Il en sera de même de toutes les fausses conversions du protestantisme juste avant le concile, fausses conversions qui imposèrent l’après-‘concile’.

On avait oublié la règle d’or d’une vraie conversion, appliquée par nos ancêtres : adore ce que tu as brûlé, mais surtout brûle ce que tu as adoré.

 

Tout d’abord on m’avait mal défini ce qu’était un vrai chrétien. Il m’a fallu faire les Exercices de saint Ignace pour le comprendre. La formation scoute ne le fait pas. Elle forme des débrouillards, des généreux, mais pas des adultes chrétiens. On l’a vu fréquemment, ce sont souvent des adolescents prolongés.

Un adulte est celui qui connaît convenablement le vrai et le faux ; le bien et le mal ; le beau et le laid ; le juste et l’injuste ; et qui tient même quand il est seul.

L’instant le plus délicat et le plus important de l’éducation est le passage de l’adolescence au monde adulte. Et c’est à ce moment décisif, où l’on confie un enfant à des chefs de 22 ans environ (j’ai été moi-même chef de troupe à 21 ans, généreux mais sans expérience), à des chefs qui n’ont aucune expérience de la vie, aucune vraie connaissance des enfants qui leur sont confiées, les coupants du père de famille, qui s’il est bien formé, est seul capable de bien diriger son enfant.

Ensuite qu’est-ce qu’un chrétien à 100% ? J’ai vu des protestants et des laïcs scouts se convertir. Malheureusement il leur reste beaucoup de leurs années protestantes ou laïques et de leurs idées protestantes ou laïques. N’ayant pas connu de scoutisme musulman, je ne sais s’il y a eu de vraies conversions.

Cette idée de la progression, 5, 10, 20, 50% fait que l’on se satisfait vite et que souvent, on arrête vite la progression, faisant des « demi-chrétiens » comme disait le R.P. Vallet après dom Guéranger, une civilisation de demi-chrétiens.

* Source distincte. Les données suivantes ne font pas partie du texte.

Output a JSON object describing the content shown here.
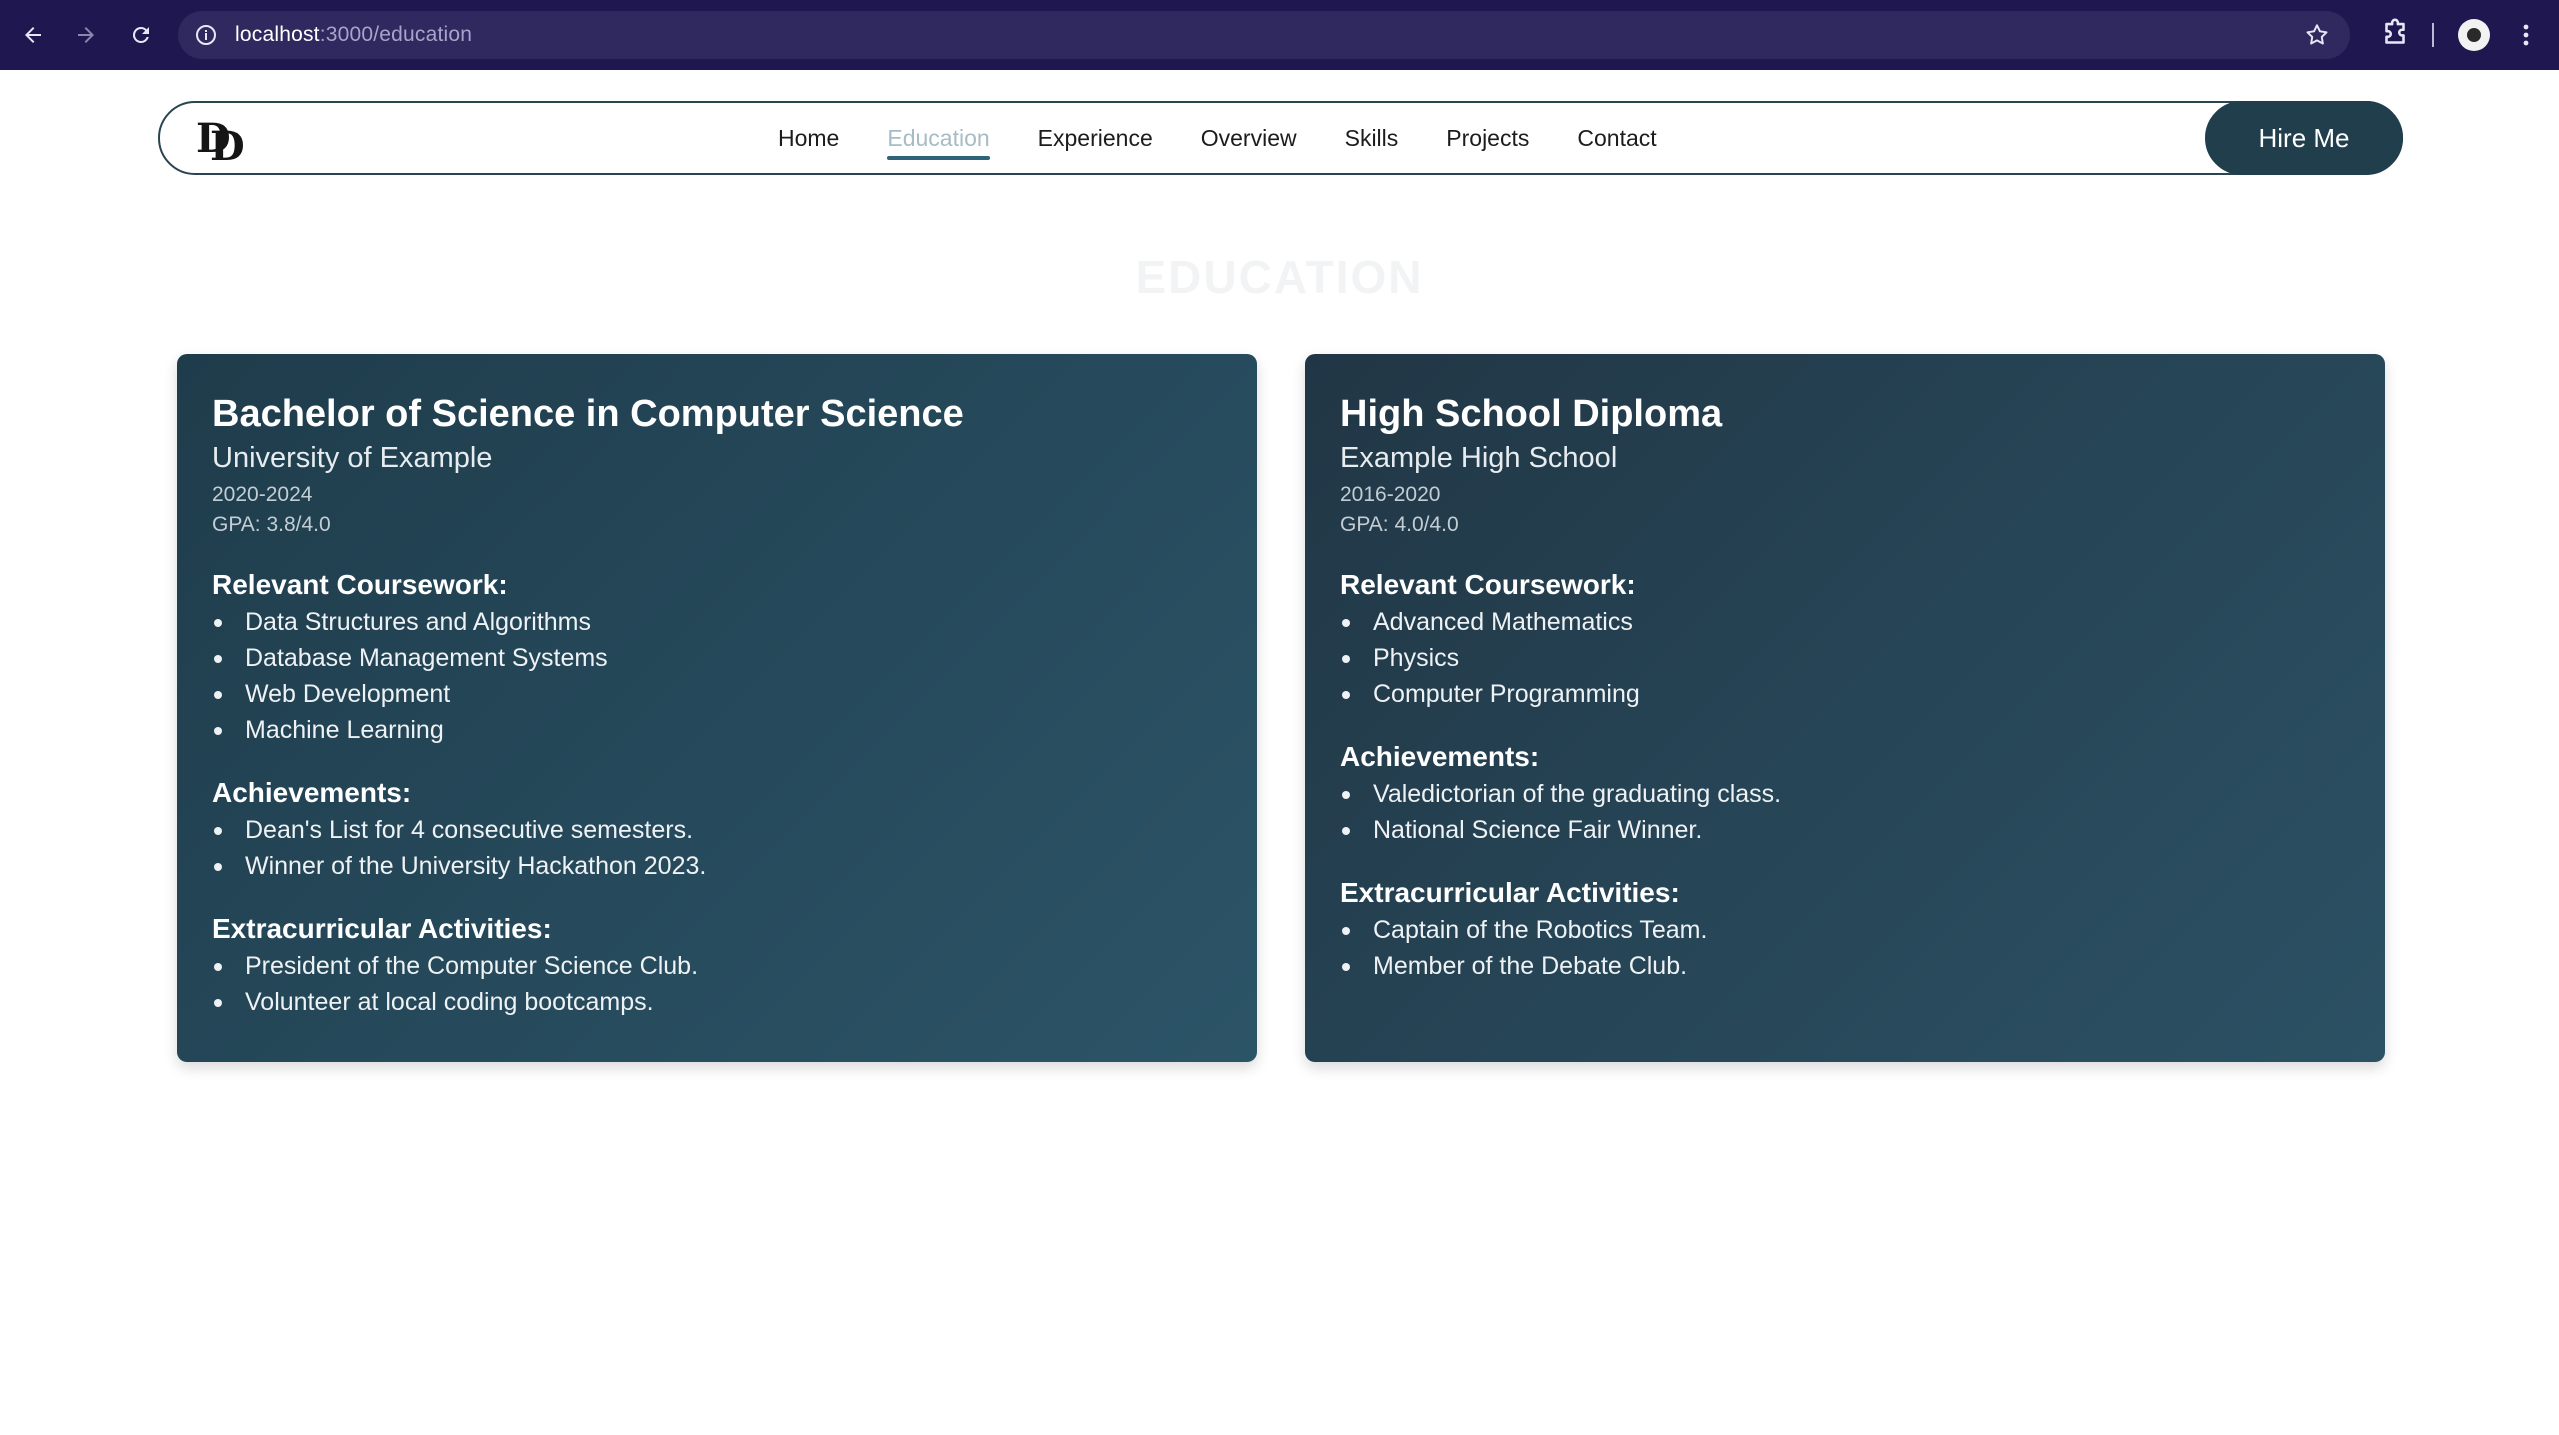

Par les Exercices de saint Ignace, j’ai appris que l’on combat, par l’examen de conscience et la lutte contre le défaut particulier, surtout sur les 5, 10% qui manquent. C’est une tout autre approche.

 

Heureusement j’avais aussi découvert la Cité Catholique, la rue des Renaudes, les congrès de Lausanne et surtout Chabeuil et les Exercices de Saint Ignace. Ayant fait ma première retraite avec le fameux Père Barrielle, il m’a offert le Pour Qu’Il règne de Jean Ousset. J’ai été converti pour la vie. J’ai renouvelé ensuite ma retraite presque tous les ans.

Là seulement ou presque on y apprend par le Principe et Fondement la finalité de la vie, le salut éternel, et les moyens pour y arriver. Là on y apprend la méditation, la contemplation, l’oraison, l’examen de conscience, la lutte contre le défaut particulier ; L’appel du Christ-Roi ; Les deux étendards ; Les trois classes d’hommes ; l’élection ; et cette merveille que sont Les règles du discernement des esprits, si utile pour se guider à toute époque.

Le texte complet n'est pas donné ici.